I feel a special kind of satisfaction when someone blares their horn at me for no reason–usually at a stop light–and then has to follow me for a few miles. It’s even better when they blare their horn again before turning. I mean, it’s a little mean-spirited but I can’t help smiling at the knowledge that someone is fuming–however temporarily–over something so small, while I continue on my merry way. I leave feeling like I’ve just given someone a little lesson in not sweating the small stuff.
I found myself in front of an angry driver on my way home from the grocery store this evening, and I started thinking about it in a new way because, last night before bed, I started reading The Tao of Pooh. My Kindle needed charging, and so I picked up the book that was laying on my nightstand, waiting for me to finish Billy Lynn’s Long Halftime Walk (which is taking me awhile because of the less than page-turning plot).
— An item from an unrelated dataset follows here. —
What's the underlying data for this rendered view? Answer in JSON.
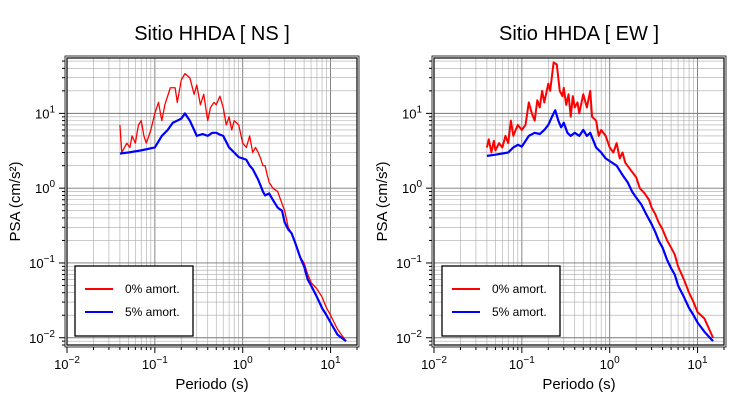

I instantly connected with the Taoist philosophy (as explained through Winnie the Pooh) in a way I didn’t expect. I don’t consider myself a religious–or even particularly spiritual–person. If I had to pick something I’d probably become a Wiccan (because I’d get to dress like Stevie Nicks and celebrate the solstice and whatnot). This sounds like a pretty good philosophy, right: “Harmony and balance encourage to neither be too good nor too bad, but to find the balance in our lives.” Sounds to me like if we could all take a lesson from the Wiccans, the world would be a much better place. But Pooh has his own wisdom to share.
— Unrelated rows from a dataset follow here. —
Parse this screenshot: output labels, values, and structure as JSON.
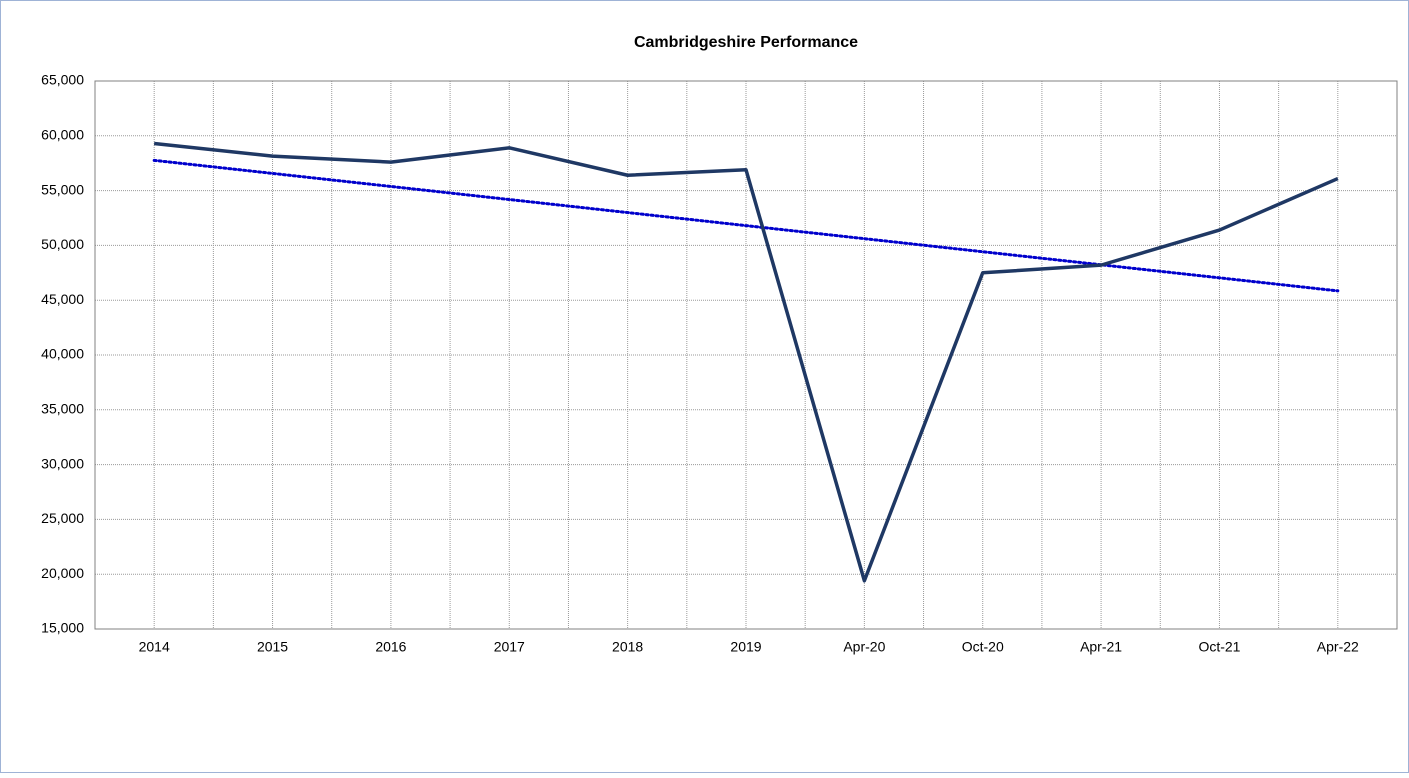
{
  "chart_data": {
    "type": "line",
    "title": "Cambridgeshire Performance",
    "categories": [
      "2014",
      "2015",
      "2016",
      "2017",
      "2018",
      "2019",
      "Apr-20",
      "Oct-20",
      "Apr-21",
      "Oct-21",
      "Apr-22"
    ],
    "values": [
      59300,
      58150,
      57600,
      58900,
      56400,
      56900,
      19400,
      47500,
      48200,
      51400,
      56100
    ],
    "color": "#1f3864",
    "trendline": "linear",
    "trendline_color": "#0000cc",
    "ylim": [
      15000,
      65000
    ],
    "yticks": [
      {
        "value": 15000,
        "label": "15,000"
      },
      {
        "value": 20000,
        "label": "20,000"
      },
      {
        "value": 25000,
        "label": "25,000"
      },
      {
        "value": 30000,
        "label": "30,000"
      },
      {
        "value": 35000,
        "label": "35,000"
      },
      {
        "value": 40000,
        "label": "40,000"
      },
      {
        "value": 45000,
        "label": "45,000"
      },
      {
        "value": 50000,
        "label": "50,000"
      },
      {
        "value": 55000,
        "label": "55,000"
      },
      {
        "value": 60000,
        "label": "60,000"
      },
      {
        "value": 65000,
        "label": "65,000"
      }
    ],
    "grid": true
  }
}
“We don’t need to shift our responsibilities onto the shoulders of some deified Spiritual Superman, or sit around and wait for Fate to come knocking at the door. We simply need to believe in the power that’s within us, and use it. When we do that, and stop imitating others and competing against them, things begin to work for us.”
If those aren’t words to live by, I don’t know what is. And because I would describe myself as “annoyingly independent” it really rings true to me. Of course, those are the author’s words, not Pooh’s…and more importantly don’t have a whole lot to do with road rage.
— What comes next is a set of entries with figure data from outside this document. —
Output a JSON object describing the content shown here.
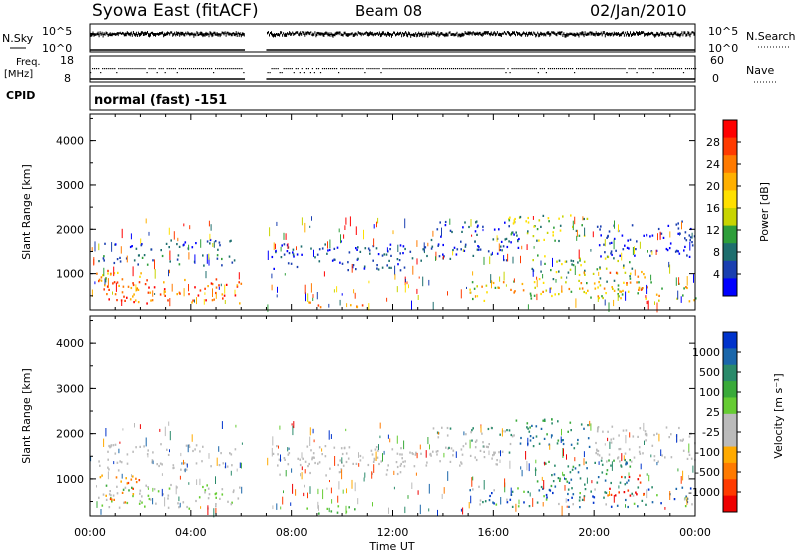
{
  "header": {
    "station": "Syowa East (fitACF)",
    "beam": "Beam 08",
    "date": "02/Jan/2010"
  },
  "noise_panel": {
    "left_label": "N.Sky",
    "right_label": "N.Search",
    "left_ticks": [
      "10^5",
      "10^0"
    ],
    "right_ticks": [
      "10^5",
      "10^0"
    ]
  },
  "freq_panel": {
    "left_label_1": "Freq.",
    "left_label_2": "[MHz]",
    "right_label": "Nave",
    "left_ticks": [
      "18",
      "8"
    ],
    "right_ticks": [
      "60",
      "0"
    ]
  },
  "cpid": {
    "label": "CPID",
    "value": "normal (fast) -151"
  },
  "chart_data": [
    {
      "type": "heatmap",
      "name": "power",
      "ylabel": "Slant Range [km]",
      "xlabel": "",
      "x_ticks": [
        "00:00",
        "04:00",
        "08:00",
        "12:00",
        "16:00",
        "20:00",
        "00:00"
      ],
      "xlim_hours": [
        0,
        24
      ],
      "ylim_km": [
        180,
        4600
      ],
      "y_ticks": [
        1000,
        2000,
        3000,
        4000
      ],
      "data_gap_hours": [
        6.15,
        7.0
      ],
      "colorbar": {
        "label": "Power [dB]",
        "ticks": [
          "28",
          "24",
          "20",
          "16",
          "12",
          "8",
          "4"
        ],
        "colors": [
          "#ff0000",
          "#ff3a00",
          "#ff7a00",
          "#ffb000",
          "#ffe000",
          "#c8d400",
          "#2e9e3a",
          "#1e6e6e",
          "#1a3fb0",
          "#0000ff"
        ]
      }
    },
    {
      "type": "heatmap",
      "name": "velocity",
      "ylabel": "Slant Range [km]",
      "xlabel": "Time UT",
      "x_ticks": [
        "00:00",
        "04:00",
        "08:00",
        "12:00",
        "16:00",
        "20:00",
        "00:00"
      ],
      "xlim_hours": [
        0,
        24
      ],
      "ylim_km": [
        180,
        4600
      ],
      "y_ticks": [
        1000,
        2000,
        3000,
        4000
      ],
      "data_gap_hours": [
        6.15,
        7.0
      ],
      "colorbar": {
        "label": "Velocity [m s⁻¹]",
        "ticks": [
          "1000",
          "500",
          "100",
          "25",
          "-25",
          "-100",
          "-500",
          "-1000"
        ],
        "colors": [
          "#0033cc",
          "#1a66aa",
          "#2a8a6a",
          "#3aaa3a",
          "#66cc33",
          "#bbbbbb",
          "#bbbbbb",
          "#ffaa00",
          "#ff7a00",
          "#ff3a00",
          "#ee0000"
        ]
      }
    }
  ]
}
“A way of life that keeps saying ‘Around the next corner, above the next step,’ works against the natural order of things and makes it so difficult to be happy and good.”
It can be hard not to get riled up about people blaring their horns, or not having the best clothes, or thinking there is a better job–or life–just around the corner. But I’m a “life is what you make it” kind of person. In my ideal world I’d have a few (or a lot of) acres of land, perennial gardens that would put Martha Stewart to shame, chickens, fruit trees, a giant organic garden, and some stray barnyard critters roaming around (maybe a donkey and some goats). But I’m not going to let my tiny suburban (bordering on urban) lot keep me from doing what I can with what I got.
Of course, making the best of your situation doesn’t mean you have to give up on getting what you want. The Buddhists might tell you that desire leads to suffering, but I desire the hell out of a country home and it’s a goal that I don’t think is completely out of grasp. So why not work toward it while continuing to enjoy the life I have now?
I think that’s what Pooh would do.
Pooh also says, “Rivers know this: there is no hurry. We shall get there some day.” That’s a good one to remember when we’re caught up in desires for futures free on car-horn people, which happens to me a lot.